La política nunca termina. Morena parece necesitar demostrar todos los días que sus simpatizantes siguen ahí. Por supuesto, movilizar es legítimo. Los partidos existen también para organizar ciudadanos, ocupar la plaza pública y defender sus ideas. El problema comienza cuando la movilización deja de ser un instrumento excepcional de participación y se convierte en una forma permanente de ejercer el poder.
Porque existe una diferencia fundamental: una democracia necesita ciudadanos, un movimiento necesita militantes. El ciudadano puede apoyar hoy y cuestionar mañana. Puede votar por un partido y después exigirle cuentas. El militante vive una relación distinta: hay una causa que defender, adversarios que combatir y una organización a la cual demostrar lealtad.
La historia del siglo XX obliga a observar con cuidado esa diferencia. Los grandes proyectos totalitarios entendieron muy pronto que controlar las instituciones no era suficiente: había que mantener movilizado al pueblo. El fascismo convirtió las concentraciones, los símbolos y las demostraciones multitudinarias en instrumentos de legitimidad.
Juan Linz, uno de los grandes estudiosos de los regímenes políticos, identificó precisamente el grado de movilización como una variable fundamental para distinguirlos. Los autoritarismos tradicionales frecuentemente prefieren sociedades despolitizadas y pasivas; los proyectos con pretensiones totalizantes necesitan otra cosa: participación incondicional, adhesión visible y demostraciones periódicas de entusiasmo.
Ahí está la advertencia para México. Una plaza llena demuestra capacidad de movilización, pero no demuestra capacidad de gobierno. Diez mil personas coreando una consigna no sustituyen diez mil consultas médicas no atendidas. Una marcha por la soberanía no explica la falta de crecimiento económico. Una asamblea en defensa del gobierno no responde cuánto están aprendiendo nuestros niños ni por qué un comerciante debe pagar derecho de piso.
La democracia inventó algo bastante más difícil que llenar plazas: rendir cuentas.
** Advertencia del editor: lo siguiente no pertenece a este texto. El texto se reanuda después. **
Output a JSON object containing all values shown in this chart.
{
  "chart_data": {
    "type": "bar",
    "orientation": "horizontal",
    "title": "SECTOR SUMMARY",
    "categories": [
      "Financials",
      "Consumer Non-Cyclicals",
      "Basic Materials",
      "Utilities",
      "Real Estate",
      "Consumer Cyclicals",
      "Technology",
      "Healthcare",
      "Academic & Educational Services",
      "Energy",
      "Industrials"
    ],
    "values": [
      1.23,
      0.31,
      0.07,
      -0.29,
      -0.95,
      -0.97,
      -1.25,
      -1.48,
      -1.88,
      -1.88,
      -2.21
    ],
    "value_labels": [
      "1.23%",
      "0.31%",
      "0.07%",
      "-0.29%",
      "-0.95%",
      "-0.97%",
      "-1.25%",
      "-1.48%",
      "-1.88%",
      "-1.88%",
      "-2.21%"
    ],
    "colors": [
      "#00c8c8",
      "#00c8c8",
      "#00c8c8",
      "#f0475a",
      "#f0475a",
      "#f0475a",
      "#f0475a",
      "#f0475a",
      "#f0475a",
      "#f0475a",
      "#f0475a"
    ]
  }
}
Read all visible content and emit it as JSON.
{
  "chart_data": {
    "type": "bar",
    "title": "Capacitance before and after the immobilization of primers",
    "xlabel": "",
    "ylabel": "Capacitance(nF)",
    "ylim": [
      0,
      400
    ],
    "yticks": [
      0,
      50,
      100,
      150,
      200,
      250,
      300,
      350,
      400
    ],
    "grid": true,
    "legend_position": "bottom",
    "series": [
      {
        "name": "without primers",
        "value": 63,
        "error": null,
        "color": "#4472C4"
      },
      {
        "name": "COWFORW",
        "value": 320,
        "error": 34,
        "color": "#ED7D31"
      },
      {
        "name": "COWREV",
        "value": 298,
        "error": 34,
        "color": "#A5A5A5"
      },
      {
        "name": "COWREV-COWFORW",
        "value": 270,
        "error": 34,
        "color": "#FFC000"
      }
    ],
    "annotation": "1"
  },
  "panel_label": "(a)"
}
Quizá por eso la movilización incondicional en torno al Informe gubernamental resulta tan tentadora. Convierte preguntas complejas en respuestas simplistas y emocionales. Frente al dato, la consigna.
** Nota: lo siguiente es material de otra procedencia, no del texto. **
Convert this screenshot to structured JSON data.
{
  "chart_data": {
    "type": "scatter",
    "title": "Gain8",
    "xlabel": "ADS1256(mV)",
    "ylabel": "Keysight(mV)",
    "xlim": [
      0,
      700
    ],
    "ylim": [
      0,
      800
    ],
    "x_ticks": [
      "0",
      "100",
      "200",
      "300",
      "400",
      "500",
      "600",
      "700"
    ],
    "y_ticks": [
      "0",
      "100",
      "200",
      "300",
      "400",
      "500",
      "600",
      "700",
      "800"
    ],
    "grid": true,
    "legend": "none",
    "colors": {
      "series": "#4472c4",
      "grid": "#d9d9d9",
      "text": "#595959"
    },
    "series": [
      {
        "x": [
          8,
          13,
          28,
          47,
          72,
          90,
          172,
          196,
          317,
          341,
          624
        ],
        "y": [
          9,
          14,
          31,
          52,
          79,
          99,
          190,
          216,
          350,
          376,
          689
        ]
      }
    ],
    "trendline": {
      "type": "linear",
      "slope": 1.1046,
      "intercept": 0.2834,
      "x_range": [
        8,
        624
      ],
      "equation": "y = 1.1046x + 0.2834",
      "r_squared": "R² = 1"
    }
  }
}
Así, casi imperceptiblemente, la política deja de ser una conversación sobre cómo gobernar mejor y empieza a convertirse en una sucesión de pruebas de lealtad.
En una democracia plena se puede votar sin militar, apoyar sin obedecer, disentir sin convertirse en enemigo. México debe tener cuidado. Entre otra concentración y una nueva celebración, podemos estar cambiando silenciosamente algo esencial: una sociedad plural por una sociedad militante; ciudadanos por seguidores; deliberación por movilización.
La democracia no necesita un país permanentemente en las plazas. Necesita algo mucho más poderoso: un país que se informa y se expresa. Otra vez el Informe quedó a deber.